Typically, the subsequent action when a change of footer is used is to live with it as the ongoing permanent set up. Not even a return to the older used footer once a familiarisation period is over with the replacement.

Sub Plinths and Footer assemblies are unique to each, as the overall ambient energies within the listening space, support structure, and how the support structure is being used, will create unique results. Ubiquitous outcomes for the results are not available.

I know enough today with the go to Analogue Source currently in use and a few older models used, with a particular Plinth material, which are historically used in the same ambient space on a support structure that has been unchanging, to know how to create a discernible trait in an end sound that enhances the desirable sonics presence.  Attack - Coherence - Dynamics - Micro Dynamics - Envelope - Timbre - Tone are all able to be identified with a form. I put this discernible sonic down to the removal of smearing.

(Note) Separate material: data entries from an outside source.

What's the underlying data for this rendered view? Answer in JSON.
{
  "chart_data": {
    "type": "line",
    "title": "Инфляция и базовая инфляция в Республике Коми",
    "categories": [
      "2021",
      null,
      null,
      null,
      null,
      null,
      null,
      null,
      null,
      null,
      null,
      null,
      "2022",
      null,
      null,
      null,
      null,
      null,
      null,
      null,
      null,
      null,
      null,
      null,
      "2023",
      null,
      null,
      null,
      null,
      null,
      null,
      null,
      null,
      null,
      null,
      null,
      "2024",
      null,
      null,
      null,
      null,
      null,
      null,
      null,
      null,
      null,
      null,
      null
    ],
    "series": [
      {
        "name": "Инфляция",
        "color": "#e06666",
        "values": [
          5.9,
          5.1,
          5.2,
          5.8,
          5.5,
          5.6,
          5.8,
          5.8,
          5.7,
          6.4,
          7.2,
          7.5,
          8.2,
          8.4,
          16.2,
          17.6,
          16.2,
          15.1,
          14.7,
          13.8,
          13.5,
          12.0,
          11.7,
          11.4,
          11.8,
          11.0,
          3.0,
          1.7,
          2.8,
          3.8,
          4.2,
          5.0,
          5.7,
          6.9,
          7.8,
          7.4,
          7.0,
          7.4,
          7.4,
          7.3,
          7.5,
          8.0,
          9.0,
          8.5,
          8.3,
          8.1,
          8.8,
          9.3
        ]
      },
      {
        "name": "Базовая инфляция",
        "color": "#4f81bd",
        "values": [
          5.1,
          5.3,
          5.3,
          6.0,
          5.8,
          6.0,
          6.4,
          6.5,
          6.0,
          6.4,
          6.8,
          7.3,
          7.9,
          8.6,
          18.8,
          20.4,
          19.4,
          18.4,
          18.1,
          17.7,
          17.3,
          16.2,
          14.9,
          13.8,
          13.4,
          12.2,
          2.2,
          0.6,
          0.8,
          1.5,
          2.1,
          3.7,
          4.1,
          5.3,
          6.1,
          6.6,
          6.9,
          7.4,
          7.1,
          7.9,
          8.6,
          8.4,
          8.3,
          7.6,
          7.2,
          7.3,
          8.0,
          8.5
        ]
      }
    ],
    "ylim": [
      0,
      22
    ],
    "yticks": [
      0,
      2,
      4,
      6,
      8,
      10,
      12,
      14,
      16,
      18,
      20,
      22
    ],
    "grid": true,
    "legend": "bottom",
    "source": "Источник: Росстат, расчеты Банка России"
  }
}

I know how to create a sonic with discernible smearing, and I also know how to create a sonic where smearing has been perceived as being substantially diminished, not gone, as that would be too much to ask.  

Audio produced end sound takes on the form of being perceived as three-dimensional. Individual instruments or voices occupy distinct spaces within the soundstage without unwanted muddiness or harshness; I refer to these attractive sonic traits as being moved closer to the sound engineer's design for the recording.

I really can't inform anybody on what is going to work for them in their unique environment, with their selected structure and usage of that structure to support the TT. In relation to a Vinyl Source and Stylus interfacing with the Groove Modulus, an Audio Rack is simply a Teetering Tower. T' Towers are producing kinetic energy, where conversion to Mechanical Energy is also a constant. Mechanical Energy is transferring through the Rack, and the Stylus will be exposed to energy transfer.

Energy not created by the Groove Modulus but is an ambient energy, which is influencing the Stylus, is an adulterating energy, which corrupts the produced signal being sent to undergo processes of adding gain. A corrupted signal is, for me, a presence detectable within the end sounds' sonic, that I refer to as smearing.  

What I can strongly suggest is that the Placebo effect will need to be equivalent to the Lottery numbers being picked; to create the attractive sonics referred to that can be created for being discernible in an end sound.

Such a journey of investigation must start somewhere, and your Thread and research undertaken outside of the Thread is that "somewhere", or definitely a development to the "somewhere" already embarked.

I can easily 'spew out'  a list of individuals loaned a selection of support materials and how their experience had created profound changes to their wants for the support for an Analogue Source to be replayed. I can offer something different and can be substantiated on this forum.

A forum member who is one of a few who is easily recognised for knowing their thing, regarding a Vinyl Source replay. Not too long past made a change to how they used the Support Structure for their TT. The change was simply an already recognised Support Structure that I will suggest is without question a good choice for supporting a TT.  Was treated with a few new measures, with the intent to brace the Support Structure. I assume to achieve an improved rigidity, see their report from their created Thread in the following:

  1. Rack Bracing -- Pushed rack right up against the wall (stud / drywall) with a 2’x2’x2" Auralex foam panel tightly wedged in between the top half of rack & wall. This SIGNIFICANTLY cleaned up rack oscillation from footfalls. I see a LOT of folks with nice turntables atop tower-style audio racks, and they could benefit greatly from this "hack". It is cheap & free; the only downside is you may need to reposition your rack. I learned about this "hack" by a couple comments buried in "turntable isolation" threads searched via google. This really CANNOT be overstated.

As always, I encourage getting on the bus "somewhere"; discovering experiences where betterment is to be attained is worthwhile encouraging, but where one gets off the bus is their choice; it's their Journey after all. 

 
 

I've used IsoAcoustics Gaia III's on a VPI HW -19 Mk III with great success.